MISERÁVEL
“A política degenerou entre nós em arte maquiavélica,
em instrumento mesquinho das paixões facciosas”
(Rui Barbosa)
Mendigo como sou, vinha passando pela rua catando lixo, até que vem um repórter me abordando e pergunta:
- Em quem você irá votar?
- Pouco importa, pois do jeito que as coisas vão, todo voto dado é um voto ao nada – respondi.
- Por quê? - Me pergunta o repórter.
- Ora... Porque do jeito que as coisas estão, tanto faz você votar em fulano, como em sicrano. Depois do capitalismo, a política não passa de mais uma arte de interesses pessoais.
- Quer dizer que nas idades antiga e média as coisas também não eram assim?
- Sim, eram sim. Mas o rei tinha a ideia que era um DEUS; e o senhor feudal, a ideia que a terra era sua. Foram culturas e modo de vidas diferentes. Muita coisa aconteceu de lá pra cá. Hoje, o empresariado tem a ideia que o político é seu. Tanto a elite, quanto o operariado precisam dos políticos, mas quem tem o capital é o empresário, e, como o homem é o produto mais barato que existe, a troca de favores entre político e empresário é o pau que mais rola nos bastidores da vida. Afinal, político é como mulher gostosa, pra ele te foder só basta uma coisa: querer.
- Mesmo assim ainda não consegui entender porque você diz que tanto faz votar em fulano, como em sicrano.
- É simples. Quando saímos pra votar, vamos com a ideia de votar em doutorzinho isso ou aquilo, mas não sabemos que o voto que damos é um voto que deve ser dado não àquele babaca que aparece a cada dois anos em minha casa prometendo o impossível, mas sim, um voto ao teu vizinho, teu pai, tua mãe e nos vizinhos e pais dos outros.
- Quer dizer que o político não deveria ser eleito?
- Não. O fato é que quando for votar, você deve votar em alguém que eleja o povo, e, como o povo não vota no povo, o político eleito passa a ter uma amnésia até a campanha vindoura. A cultura é outra. A pior de todas: uma cultura da ignorância e da idiotice. Pois acaba que votamos num fulano qualquer que só se preocupará em favorecer o seu curralzinho mequetrefe, quando na verdade, embora se votasse em alguém, votasse pelo pensamento do melhor, não do menos mal. Quando se votasse em alguém, fosse por uma ideologia ou sacrifício, não pela hipocrisia ou benefício. E assim, o cara que fosse eleito, cuidasse tanto de quem votou nele, como naquele que não votou.
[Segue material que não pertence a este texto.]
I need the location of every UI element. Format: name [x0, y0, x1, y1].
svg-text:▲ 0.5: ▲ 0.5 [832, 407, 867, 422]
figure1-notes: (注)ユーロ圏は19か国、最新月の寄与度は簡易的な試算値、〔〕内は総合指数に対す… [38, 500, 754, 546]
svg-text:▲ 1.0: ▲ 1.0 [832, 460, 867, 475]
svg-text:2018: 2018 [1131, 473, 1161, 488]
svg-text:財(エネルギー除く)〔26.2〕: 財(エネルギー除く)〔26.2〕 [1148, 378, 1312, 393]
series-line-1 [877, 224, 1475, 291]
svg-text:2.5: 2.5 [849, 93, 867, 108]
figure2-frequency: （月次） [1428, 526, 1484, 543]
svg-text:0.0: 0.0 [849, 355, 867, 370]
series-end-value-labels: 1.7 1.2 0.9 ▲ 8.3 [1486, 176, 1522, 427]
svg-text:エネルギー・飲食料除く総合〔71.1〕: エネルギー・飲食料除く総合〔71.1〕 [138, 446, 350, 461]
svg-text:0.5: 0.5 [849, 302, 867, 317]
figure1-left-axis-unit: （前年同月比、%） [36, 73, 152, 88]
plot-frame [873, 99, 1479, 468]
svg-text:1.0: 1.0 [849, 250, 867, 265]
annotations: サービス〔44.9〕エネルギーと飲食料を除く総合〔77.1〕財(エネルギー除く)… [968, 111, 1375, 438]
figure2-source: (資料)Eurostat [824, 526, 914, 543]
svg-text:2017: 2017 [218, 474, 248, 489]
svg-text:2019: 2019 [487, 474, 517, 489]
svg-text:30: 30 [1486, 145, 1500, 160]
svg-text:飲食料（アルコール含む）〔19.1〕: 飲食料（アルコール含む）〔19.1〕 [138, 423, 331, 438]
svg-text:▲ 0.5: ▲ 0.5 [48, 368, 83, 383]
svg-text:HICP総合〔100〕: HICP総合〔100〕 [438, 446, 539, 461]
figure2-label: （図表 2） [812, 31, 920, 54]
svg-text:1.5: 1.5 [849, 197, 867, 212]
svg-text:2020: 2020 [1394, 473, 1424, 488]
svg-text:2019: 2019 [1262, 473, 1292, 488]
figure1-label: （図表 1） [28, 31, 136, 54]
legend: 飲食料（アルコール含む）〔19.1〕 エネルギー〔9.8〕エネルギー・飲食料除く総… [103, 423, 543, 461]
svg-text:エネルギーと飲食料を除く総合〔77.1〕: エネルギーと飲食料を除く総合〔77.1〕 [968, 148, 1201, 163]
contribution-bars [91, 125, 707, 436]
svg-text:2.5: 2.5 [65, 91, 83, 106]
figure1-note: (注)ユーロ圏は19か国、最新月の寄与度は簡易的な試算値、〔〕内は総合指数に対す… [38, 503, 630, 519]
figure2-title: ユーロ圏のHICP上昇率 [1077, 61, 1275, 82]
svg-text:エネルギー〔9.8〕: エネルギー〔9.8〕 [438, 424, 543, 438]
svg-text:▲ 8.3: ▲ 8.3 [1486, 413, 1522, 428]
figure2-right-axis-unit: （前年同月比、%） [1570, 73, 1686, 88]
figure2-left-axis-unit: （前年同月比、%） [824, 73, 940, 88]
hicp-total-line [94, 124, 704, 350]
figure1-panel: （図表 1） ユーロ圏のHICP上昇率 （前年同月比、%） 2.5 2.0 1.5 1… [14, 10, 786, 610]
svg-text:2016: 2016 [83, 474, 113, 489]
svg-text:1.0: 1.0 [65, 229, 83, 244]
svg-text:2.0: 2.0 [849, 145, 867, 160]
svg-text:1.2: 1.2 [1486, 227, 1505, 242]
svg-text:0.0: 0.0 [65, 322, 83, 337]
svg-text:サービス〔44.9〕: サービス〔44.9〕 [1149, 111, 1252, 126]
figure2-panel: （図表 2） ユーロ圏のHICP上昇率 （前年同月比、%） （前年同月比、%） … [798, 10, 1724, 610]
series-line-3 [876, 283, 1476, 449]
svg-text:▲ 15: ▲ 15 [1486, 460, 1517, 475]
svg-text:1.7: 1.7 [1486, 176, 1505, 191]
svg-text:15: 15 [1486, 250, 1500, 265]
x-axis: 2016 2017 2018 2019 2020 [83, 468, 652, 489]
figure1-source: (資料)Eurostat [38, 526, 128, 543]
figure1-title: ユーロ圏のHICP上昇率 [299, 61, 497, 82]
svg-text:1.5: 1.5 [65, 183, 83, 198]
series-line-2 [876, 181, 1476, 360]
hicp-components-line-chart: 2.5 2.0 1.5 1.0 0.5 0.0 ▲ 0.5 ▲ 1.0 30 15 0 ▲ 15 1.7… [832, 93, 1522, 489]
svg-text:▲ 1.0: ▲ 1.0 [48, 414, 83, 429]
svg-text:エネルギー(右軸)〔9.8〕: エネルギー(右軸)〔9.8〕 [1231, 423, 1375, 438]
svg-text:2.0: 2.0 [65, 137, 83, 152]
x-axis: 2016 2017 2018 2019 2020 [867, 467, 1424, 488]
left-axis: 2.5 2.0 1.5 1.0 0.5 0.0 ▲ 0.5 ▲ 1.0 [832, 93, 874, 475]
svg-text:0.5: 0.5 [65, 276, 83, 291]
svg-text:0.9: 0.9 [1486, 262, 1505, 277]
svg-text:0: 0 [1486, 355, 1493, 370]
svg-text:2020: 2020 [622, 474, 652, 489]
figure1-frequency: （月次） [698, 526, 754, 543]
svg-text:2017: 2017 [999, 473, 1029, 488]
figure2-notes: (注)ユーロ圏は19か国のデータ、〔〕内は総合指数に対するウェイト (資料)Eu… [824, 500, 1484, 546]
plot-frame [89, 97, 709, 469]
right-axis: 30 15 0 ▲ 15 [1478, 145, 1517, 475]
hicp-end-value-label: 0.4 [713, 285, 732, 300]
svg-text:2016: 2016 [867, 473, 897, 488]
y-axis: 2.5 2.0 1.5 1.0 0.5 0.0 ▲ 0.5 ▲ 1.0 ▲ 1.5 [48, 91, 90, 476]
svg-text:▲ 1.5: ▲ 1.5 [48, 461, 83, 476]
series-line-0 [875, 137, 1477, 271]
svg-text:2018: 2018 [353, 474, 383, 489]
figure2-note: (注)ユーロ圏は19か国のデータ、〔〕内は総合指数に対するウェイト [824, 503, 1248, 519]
- Entendi agora onde você quer bater...
- Isso mesmo: a indiferença é o pior dos sentimentos, pois não há sentimento. Esse é o nosso defeito: quando não reconhecemos o valor do nada, amamos sempre aquilo que não vale nada!
- Mesmo assim explique melhor “o tanto faz votar em fulano, como em sicrano”.
- Bem, assim... não adianta votar com a cabeça ou o sentimento do bem comum, se mil e um ignorantes votam pelo benefício próprio ou pelo direito ao pão de cada dia. As pessoas, para serem independentes, não precisam apenas de ideologia, mas também de grana no bolso. Não adianta pensar com a barriga roncando.
- Acabe essa entrevista com uma frase:
- Como disse o grande Benito Barros, sociólogo e escritor: “vender o voto é se prostituir”. E isto é uma verdade, pois tudo aquilo que vendemos para o prazer alheio é uma forma de fazer a gente uma forma de lixo. Pergunte a qualquer prostituta, por mais dinheiro que ela receba, se ela se sente bem em ir pra cama com um velho barbudo com mau hálito e sovaqueira...?! Pergunta! Como a prostituta, o eleitor reclama, reclama... mas não consegue abandonar a mixaria que vale o seu corpo e a sua alma. Seja por instinto ou necessidade! Alguém um dia disse: “quem se vende recebe sempre mais do que vale”. Para findar de vez, acabo com uma do Henrique Diógenis, poeta potiguar: “dar aquilo que não te pertence, é roubar aquilo que te pertence. O teu voto não é teu; é meu. E vice-versa”.
- Tá bom, tá bom... pedi uma, você me disse três frases. Se fosse candidato acho que votaria em ti (risos).
Pasmo, o repórter acaba a entrevista e sai balançando a cabeça.